Home Small Group Leaders How Storytelling Can Transform Your Small Group Experience

How Storytelling Can Transform Your Small Group Experience


What was Your Favorite Story? Do you remember the stories you were drawn to as a kid?

Stories of heroes and villains, friendships, the power of community, and overcoming difficulties and challenges. There is no denying the allure of stories. They have such an ability to draw us together collectively. Teaching us something about the subject, the situation and even ourselves.
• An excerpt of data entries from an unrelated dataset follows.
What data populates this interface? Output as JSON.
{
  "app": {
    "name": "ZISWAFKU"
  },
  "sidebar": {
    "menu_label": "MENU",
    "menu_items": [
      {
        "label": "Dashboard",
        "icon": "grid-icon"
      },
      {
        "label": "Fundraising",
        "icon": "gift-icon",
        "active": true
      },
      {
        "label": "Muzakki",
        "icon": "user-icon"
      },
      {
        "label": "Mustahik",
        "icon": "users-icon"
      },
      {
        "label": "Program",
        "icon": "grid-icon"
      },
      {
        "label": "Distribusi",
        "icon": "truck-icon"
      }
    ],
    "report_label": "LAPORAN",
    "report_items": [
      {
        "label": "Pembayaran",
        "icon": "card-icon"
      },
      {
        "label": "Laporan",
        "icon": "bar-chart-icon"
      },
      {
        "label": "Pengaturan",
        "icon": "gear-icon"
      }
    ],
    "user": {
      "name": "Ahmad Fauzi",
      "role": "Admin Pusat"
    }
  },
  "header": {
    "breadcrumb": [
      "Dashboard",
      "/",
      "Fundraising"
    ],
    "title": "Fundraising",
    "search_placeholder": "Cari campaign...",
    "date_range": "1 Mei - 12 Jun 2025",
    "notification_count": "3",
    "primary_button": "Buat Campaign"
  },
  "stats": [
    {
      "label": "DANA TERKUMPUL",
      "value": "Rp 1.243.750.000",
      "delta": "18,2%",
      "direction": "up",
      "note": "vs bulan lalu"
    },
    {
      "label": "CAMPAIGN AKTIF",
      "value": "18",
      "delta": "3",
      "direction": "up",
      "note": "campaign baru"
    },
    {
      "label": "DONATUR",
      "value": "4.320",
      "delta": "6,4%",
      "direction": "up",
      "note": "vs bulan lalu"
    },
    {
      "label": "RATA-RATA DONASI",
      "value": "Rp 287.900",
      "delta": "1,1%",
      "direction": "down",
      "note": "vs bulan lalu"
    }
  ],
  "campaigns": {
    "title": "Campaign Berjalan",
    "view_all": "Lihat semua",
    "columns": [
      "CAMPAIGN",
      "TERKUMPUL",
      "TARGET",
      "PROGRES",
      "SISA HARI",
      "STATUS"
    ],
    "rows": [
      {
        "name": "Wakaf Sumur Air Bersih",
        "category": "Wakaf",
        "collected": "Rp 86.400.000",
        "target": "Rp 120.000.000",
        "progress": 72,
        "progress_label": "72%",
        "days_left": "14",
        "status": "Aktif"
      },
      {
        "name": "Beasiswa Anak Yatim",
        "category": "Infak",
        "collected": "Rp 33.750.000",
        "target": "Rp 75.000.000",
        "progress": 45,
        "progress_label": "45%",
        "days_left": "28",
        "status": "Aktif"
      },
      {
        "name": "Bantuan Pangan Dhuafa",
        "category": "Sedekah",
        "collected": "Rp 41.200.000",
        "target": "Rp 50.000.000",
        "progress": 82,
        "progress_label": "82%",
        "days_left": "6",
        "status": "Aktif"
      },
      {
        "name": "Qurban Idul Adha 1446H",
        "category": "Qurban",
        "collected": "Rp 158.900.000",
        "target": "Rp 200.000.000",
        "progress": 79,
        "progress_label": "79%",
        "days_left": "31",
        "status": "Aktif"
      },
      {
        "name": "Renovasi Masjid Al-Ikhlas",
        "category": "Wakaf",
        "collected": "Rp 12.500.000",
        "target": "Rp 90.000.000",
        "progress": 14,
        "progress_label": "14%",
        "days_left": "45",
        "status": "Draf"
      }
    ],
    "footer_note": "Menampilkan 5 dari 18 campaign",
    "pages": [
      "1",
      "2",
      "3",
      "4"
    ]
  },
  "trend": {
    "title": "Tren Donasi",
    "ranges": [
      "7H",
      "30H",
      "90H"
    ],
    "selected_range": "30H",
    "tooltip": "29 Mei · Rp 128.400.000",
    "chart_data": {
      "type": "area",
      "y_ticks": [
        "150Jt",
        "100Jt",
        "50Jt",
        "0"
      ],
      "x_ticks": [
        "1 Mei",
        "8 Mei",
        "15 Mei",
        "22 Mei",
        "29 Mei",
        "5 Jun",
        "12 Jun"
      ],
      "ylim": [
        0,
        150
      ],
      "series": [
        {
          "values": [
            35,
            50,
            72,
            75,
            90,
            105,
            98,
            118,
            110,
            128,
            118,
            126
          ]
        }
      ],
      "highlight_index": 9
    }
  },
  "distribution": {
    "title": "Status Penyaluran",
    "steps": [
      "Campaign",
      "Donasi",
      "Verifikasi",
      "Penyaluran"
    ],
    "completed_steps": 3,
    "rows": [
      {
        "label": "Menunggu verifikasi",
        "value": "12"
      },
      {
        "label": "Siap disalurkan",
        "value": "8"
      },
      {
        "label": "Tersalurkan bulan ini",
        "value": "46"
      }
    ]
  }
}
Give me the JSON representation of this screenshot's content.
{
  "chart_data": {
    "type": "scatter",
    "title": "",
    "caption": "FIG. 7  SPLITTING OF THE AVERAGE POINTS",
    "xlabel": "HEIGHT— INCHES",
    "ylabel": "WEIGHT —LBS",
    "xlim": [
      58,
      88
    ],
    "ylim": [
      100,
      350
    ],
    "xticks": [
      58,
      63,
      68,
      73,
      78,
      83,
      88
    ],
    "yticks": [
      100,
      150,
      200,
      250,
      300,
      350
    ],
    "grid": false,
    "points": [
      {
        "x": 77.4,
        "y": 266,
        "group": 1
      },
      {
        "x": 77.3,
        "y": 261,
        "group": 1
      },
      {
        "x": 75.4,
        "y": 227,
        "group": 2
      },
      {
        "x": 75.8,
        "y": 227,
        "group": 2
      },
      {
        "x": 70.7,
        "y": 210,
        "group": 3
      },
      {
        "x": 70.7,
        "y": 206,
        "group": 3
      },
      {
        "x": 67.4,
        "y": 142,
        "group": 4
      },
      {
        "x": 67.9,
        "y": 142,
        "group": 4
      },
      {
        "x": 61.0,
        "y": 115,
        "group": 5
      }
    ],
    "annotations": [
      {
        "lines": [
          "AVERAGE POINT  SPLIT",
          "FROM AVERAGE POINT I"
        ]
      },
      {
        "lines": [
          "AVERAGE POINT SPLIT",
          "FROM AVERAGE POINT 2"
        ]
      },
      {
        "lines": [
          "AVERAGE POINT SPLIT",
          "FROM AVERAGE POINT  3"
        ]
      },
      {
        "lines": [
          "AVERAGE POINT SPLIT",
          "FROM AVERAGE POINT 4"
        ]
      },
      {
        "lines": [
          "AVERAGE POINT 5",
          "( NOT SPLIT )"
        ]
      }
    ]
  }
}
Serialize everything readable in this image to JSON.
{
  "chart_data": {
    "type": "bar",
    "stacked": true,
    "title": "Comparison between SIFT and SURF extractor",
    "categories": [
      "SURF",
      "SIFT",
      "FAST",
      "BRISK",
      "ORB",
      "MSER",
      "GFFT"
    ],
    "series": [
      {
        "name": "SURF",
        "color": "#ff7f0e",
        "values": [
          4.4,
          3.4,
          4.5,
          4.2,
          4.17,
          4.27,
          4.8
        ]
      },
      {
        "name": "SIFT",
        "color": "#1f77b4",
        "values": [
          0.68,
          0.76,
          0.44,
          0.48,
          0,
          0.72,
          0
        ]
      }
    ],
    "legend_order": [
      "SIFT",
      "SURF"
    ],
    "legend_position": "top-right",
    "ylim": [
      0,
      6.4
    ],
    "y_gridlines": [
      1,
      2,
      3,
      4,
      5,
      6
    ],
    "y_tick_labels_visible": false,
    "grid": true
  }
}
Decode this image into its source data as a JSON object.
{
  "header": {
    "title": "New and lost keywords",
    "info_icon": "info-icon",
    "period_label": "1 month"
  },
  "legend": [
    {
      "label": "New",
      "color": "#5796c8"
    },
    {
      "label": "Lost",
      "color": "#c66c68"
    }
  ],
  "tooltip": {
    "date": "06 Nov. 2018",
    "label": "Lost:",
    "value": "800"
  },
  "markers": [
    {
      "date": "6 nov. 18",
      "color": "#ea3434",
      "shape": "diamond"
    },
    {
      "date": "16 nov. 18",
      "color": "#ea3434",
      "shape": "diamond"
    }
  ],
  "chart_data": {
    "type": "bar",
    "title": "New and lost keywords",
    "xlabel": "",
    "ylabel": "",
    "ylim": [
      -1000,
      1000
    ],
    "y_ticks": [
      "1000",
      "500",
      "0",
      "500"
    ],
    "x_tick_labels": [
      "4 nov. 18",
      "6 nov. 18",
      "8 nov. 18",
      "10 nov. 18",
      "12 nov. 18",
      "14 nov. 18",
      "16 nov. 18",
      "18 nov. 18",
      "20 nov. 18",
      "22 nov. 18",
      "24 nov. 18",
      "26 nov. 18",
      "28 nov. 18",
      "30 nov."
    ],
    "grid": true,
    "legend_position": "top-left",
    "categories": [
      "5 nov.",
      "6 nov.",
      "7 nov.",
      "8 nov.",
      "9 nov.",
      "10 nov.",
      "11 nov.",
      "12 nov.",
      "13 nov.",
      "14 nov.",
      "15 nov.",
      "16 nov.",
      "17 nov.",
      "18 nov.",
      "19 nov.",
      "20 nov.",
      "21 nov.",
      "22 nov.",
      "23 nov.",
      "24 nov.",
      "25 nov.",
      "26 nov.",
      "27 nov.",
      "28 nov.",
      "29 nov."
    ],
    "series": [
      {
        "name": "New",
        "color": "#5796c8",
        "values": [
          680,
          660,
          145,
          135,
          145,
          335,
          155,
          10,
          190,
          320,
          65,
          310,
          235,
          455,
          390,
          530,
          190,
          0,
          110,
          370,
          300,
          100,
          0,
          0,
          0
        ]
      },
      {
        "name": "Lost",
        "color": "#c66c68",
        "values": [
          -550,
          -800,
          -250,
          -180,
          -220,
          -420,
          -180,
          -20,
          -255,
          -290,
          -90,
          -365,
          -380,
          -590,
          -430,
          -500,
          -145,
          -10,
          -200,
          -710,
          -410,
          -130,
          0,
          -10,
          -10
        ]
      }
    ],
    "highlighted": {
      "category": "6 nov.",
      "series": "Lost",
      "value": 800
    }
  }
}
In the context of small groups, storytelling is the personal narration of our life experiences. It is something, I believe, that is part of the very fabric of who we are as image-bearers of God.

The Master Storyteller

Stories played such an incredible role in the life and ministry of Jesus. So often, we find a crowd of people gathered around him, leaning in and listening intently to him. Stories about a lamp (Matthew 5:14-16), a Sower (Matthew 13:1-23), or the rich fool (Luke 12:13-21).

These stories are known to us as parables and were used to illustrate a moral or spiritual lesson. Jesus was a master storyteller. His ability to take profound spiritual truths and package them in the form of relatable stories was incredible.

Did you know he also told others to go and tell their own stories?

Mission and Story

Right after the whole event on the Sea of Galilee, where Jesus calmed the storm, he and his disciples encountered a man “…in the Gerasene Country opposite Galilee, [who was] full of demonic spirits” (Luke 8:26-39). We don’t know much about this man. But we do come face-to-face with his reality. He had often been tied up, chained, and kept under guard, but each time he broke free. The demonic power would then drive him into remote places away from human contact. He was imprisoned by evil – broken, needy, and isolated.

His story was tragic.

Until that is, he encountered Jesus and his life was irreversibly transformed. And where do we find him after this interaction with Jesus? Sitting at his feet in the posture of a disciple. He had finally found true freedom and peace in the presence of Jesus.

When it was time for Jesus to leave he begs to go with them. You can almost hear the desperation in his voice, “I can’t stay here. I must come with you. You saved me. Let me follow you.” But it is Jesus’ response to this request that I want you to notice:

No. Go home. Tell your people this unique story about how much God has done for you. (Luke 8:39)

Jesus tells the man his new mission is to go and tell his story. A story that was full of brokenness, wandering and desperation. But also one filled with hope, redemption, and freedom. I believe Jesus did so because he understood the power that sharing our stories has on us and the listeners’ lives.